All our Does are missing people
According to NamUs, the National Missing and Unidentified Persons System, over 600,000 individuals go missing in the United States every year. But for families who are missing a loved one, their person is the one that matters.
The DNA Doe Project works exclusively on cases of unidentified remains in partnership with law enforcement, so we never work directly on missing persons cases. However, all of our Does are missing people, and our work has shown us that many of them have family and friends who have been looking for them, sometimes for decades.
If you’re here, reading this, you’re likely considering the terrible possibility that your loved one is deceased and may be unidentified. There are some important steps below that you can take to make information about your missing person available to our researchers and everyone working to resolve cases of unidentified remains.
Report your loved one as missing
Provide DNA
Provide dental records
Submission to NamUS
Provide more DNA
Anyone who is related can help by taking a direct-to-consumer DNA test like AncestryDNA, 23andMe, or MyHeritage, and then uploading their results to the opt-in-matching databases at https://www.dnajustice.org, https://www.gedmatch.com and https://www.familytreedna.com/.
Uploading your results to DNAJustice, GEDmatch and FTDNA is the only way that DNA Doe Project and other investigative genetic genealogists can match your DNA profile to that of unidentified remains.
Leave breadcrumbs for researchers
Build a free online family tree with as much information as possible at Ancestry.com, which is preferable, or familysearch.org, and make it public.

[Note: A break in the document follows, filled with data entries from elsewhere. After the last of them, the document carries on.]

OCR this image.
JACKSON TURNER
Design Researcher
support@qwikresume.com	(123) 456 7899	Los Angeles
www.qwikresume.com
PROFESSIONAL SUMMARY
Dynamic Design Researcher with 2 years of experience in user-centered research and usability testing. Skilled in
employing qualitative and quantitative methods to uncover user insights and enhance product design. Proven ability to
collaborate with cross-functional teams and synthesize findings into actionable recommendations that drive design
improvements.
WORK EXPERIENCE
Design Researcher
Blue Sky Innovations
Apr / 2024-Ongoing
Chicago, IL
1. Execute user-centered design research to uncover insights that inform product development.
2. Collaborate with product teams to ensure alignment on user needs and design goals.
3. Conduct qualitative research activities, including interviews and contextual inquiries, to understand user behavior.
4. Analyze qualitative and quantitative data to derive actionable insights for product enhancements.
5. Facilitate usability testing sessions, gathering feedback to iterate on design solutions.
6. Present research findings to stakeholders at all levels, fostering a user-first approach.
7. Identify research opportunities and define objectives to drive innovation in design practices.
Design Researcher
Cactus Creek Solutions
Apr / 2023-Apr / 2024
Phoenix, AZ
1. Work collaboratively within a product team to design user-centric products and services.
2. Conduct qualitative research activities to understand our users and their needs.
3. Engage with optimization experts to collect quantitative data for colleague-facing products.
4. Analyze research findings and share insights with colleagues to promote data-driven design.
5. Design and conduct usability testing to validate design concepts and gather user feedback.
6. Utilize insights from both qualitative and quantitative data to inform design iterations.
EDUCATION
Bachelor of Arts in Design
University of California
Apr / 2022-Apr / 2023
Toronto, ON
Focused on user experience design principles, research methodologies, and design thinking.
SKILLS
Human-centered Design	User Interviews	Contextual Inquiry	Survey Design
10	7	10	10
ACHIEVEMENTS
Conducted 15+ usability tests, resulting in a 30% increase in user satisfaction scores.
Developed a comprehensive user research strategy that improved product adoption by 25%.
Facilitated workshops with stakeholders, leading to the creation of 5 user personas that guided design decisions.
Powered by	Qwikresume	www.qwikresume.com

Ancestry.com won’t display information about living people, so mark your missing relative “deceased” and add “Missing” in the Death date field.
If you are comfortable doing so, post the story and pictures of your missing loved one to your social media and make sure they are shared publicly, or create a page dedicated to your missing person.
When publishing family obituaries, make sure to include your missing family member’s name, ideally with the addition of (missing) to the text. Investigative genetic genealogists are often working with distant genetic matches to build family trees so they’re more likely to come across records for grandparents or great-grandparents whose obituary records provide important clues.